He felt her grin on the other side of the palisade. "You're sure wishing Uncle Frank was here so you could ask him about it, don't you, Charles?"

He sure was. He wiped his brow, suddenly clammy.

Kennedy couldn't come along. One, he wasn't responsible. Two, he might have to be Charles' cover-story. They weren't too dissimilar in build, age, or coloring. Charles had a beard by now that sufficiently obscured his features, and two years absence should have softened recollections of Kennedy. Interrogated, Charles could take refuge in an imitation of Kennedy's lunacy.

"Charles, the one thing I don't get is this Lee dame. She got a spell on her? You don't want to mess with that."

"Listen, Martha, we've got to mess with her. It isn't a spell—exactly. Anyway I know how to take it off and then she'll be on our side."

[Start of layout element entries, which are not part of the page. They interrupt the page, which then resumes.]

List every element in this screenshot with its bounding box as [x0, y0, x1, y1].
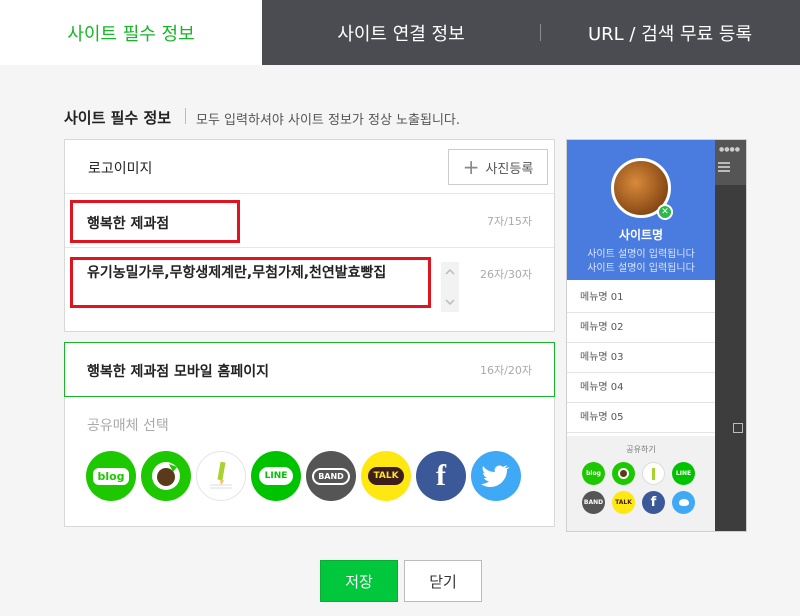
highlight-site-description [70, 257, 431, 308]
blog-icon[interactable]: blog [86, 451, 136, 501]
photo-upload-button[interactable]: + 사진등록 [448, 149, 548, 185]
preview-menu-item: 메뉴명 02 [567, 313, 715, 343]
preview-desc-line1: 사이트 설명이 입력됩니다 [587, 249, 695, 260]
preview-share-label: 공유하기 [626, 445, 656, 454]
tab-bar: 사이트 필수 정보 사이트 연결 정보 URL / 검색 무료 등록 [0, 0, 800, 65]
kakaotalk-icon: TALK [612, 491, 635, 514]
tab-url-search-registration[interactable]: URL / 검색 무료 등록 [540, 0, 800, 65]
share-media-label: 공유매체 선택 [87, 418, 169, 434]
save-button[interactable]: 저장 [320, 560, 398, 602]
chevron-up-icon[interactable] [444, 266, 456, 278]
mobile-homepage-field[interactable]: 행복한 제과점 모바일 홈페이지 16자/20자 [64, 342, 555, 397]
check-icon: ✕ [657, 204, 673, 220]
hamburger-icon [718, 162, 730, 172]
logo-label: 로고이미지 [88, 161, 153, 177]
mobile-homepage-char-count: 16자/20자 [480, 364, 532, 377]
line-icon: LINE [672, 462, 695, 485]
description-scrollbar[interactable] [441, 262, 459, 312]
mobile-homepage-input[interactable]: 행복한 제과점 모바일 홈페이지 [87, 361, 269, 381]
preview-share-area: 공유하기 blog LINE BAND TALK f [567, 436, 715, 531]
mobile-share-form: 행복한 제과점 모바일 홈페이지 16자/20자 공유매체 선택 blog LI… [64, 342, 555, 527]
tab-connection-info[interactable]: 사이트 연결 정보 [262, 0, 540, 65]
preview-menu-item: 메뉴명 01 [567, 283, 715, 313]
preview-site-name: 사이트명 [618, 228, 664, 242]
blog-icon: blog [582, 462, 605, 485]
twitter-icon[interactable] [471, 451, 521, 501]
site-description-char-count: 26자/30자 [480, 268, 532, 281]
cafe-icon [612, 462, 635, 485]
preview-side-panel: ●●●● [715, 140, 746, 531]
highlight-site-name [70, 200, 240, 243]
preview-menu-item: 메뉴명 05 [567, 403, 715, 433]
section-divider [185, 108, 186, 124]
cafe-icon[interactable] [141, 451, 191, 501]
tab-divider [540, 24, 541, 41]
kakaotalk-icon[interactable]: TALK [361, 451, 411, 501]
memo-icon[interactable] [196, 451, 246, 501]
preview-menu-item: 메뉴명 04 [567, 373, 715, 403]
memo-icon [642, 462, 665, 485]
mobile-preview: ✕ 사이트명 사이트 설명이 입력됩니다 사이트 설명이 입력됩니다 메뉴명 0… [566, 139, 747, 532]
plus-icon: + [462, 155, 480, 179]
logo-row: 로고이미지 + 사진등록 [65, 140, 554, 194]
preview-menu-item: 메뉴명 03 [567, 343, 715, 373]
band-icon: BAND [582, 491, 605, 514]
preview-side-top: ●●●● [715, 140, 746, 185]
band-icon[interactable]: BAND [306, 451, 356, 501]
photo-upload-label: 사진등록 [485, 161, 534, 177]
preview-desc-line2: 사이트 설명이 입력됩니다 [587, 263, 695, 274]
facebook-icon: f [642, 491, 665, 514]
share-media-icons: blog LINE BAND TALK f [86, 451, 521, 501]
facebook-icon[interactable]: f [416, 451, 466, 501]
line-icon[interactable]: LINE [251, 451, 301, 501]
close-button[interactable]: 닫기 [404, 560, 482, 602]
checkbox-icon [733, 423, 743, 433]
twitter-icon [672, 491, 695, 514]
site-name-char-count: 7자/15자 [487, 215, 532, 228]
chevron-down-icon[interactable] [444, 296, 456, 308]
signal-icon: ●●●● [719, 146, 740, 153]
preview-header: ✕ 사이트명 사이트 설명이 입력됩니다 사이트 설명이 입력됩니다 [567, 140, 715, 280]
tab-required-info[interactable]: 사이트 필수 정보 [0, 0, 262, 65]
preview-share-icons: blog LINE BAND TALK f [582, 462, 700, 514]
section-description: 모두 입력하셔야 사이트 정보가 정상 노출됩니다. [196, 113, 460, 128]
section-title: 사이트 필수 정보 [64, 109, 172, 127]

"Can I set off the explosion? If you let me set off the explosion, I'll quit my bitching."

"We'll see," he said.

She chuckled very faintly in the dark. "Okay," she told him. "If I can't, I can't."

He thought of being married to a woman who could spot your smallest lie or reservation, and shuddered.

Kennedy was snoring by now and twilight was deepening into blackness. There was a quarter-moon, obscured by over-cast. He hitched along the sand and peered through a chink at a tiny noise. It was the small scuffling feet of a woods-rat racing through the grass from one morsel of food to the next. It never reached it. There was a soft rush of wings as a great dark owl plummeted to earth and struck talons into the brown fur. The rat squealed its life away while the owl lofted silently to a tree branch where it stood on one leg, swaying drunkenly and staring with huge yellow eyes.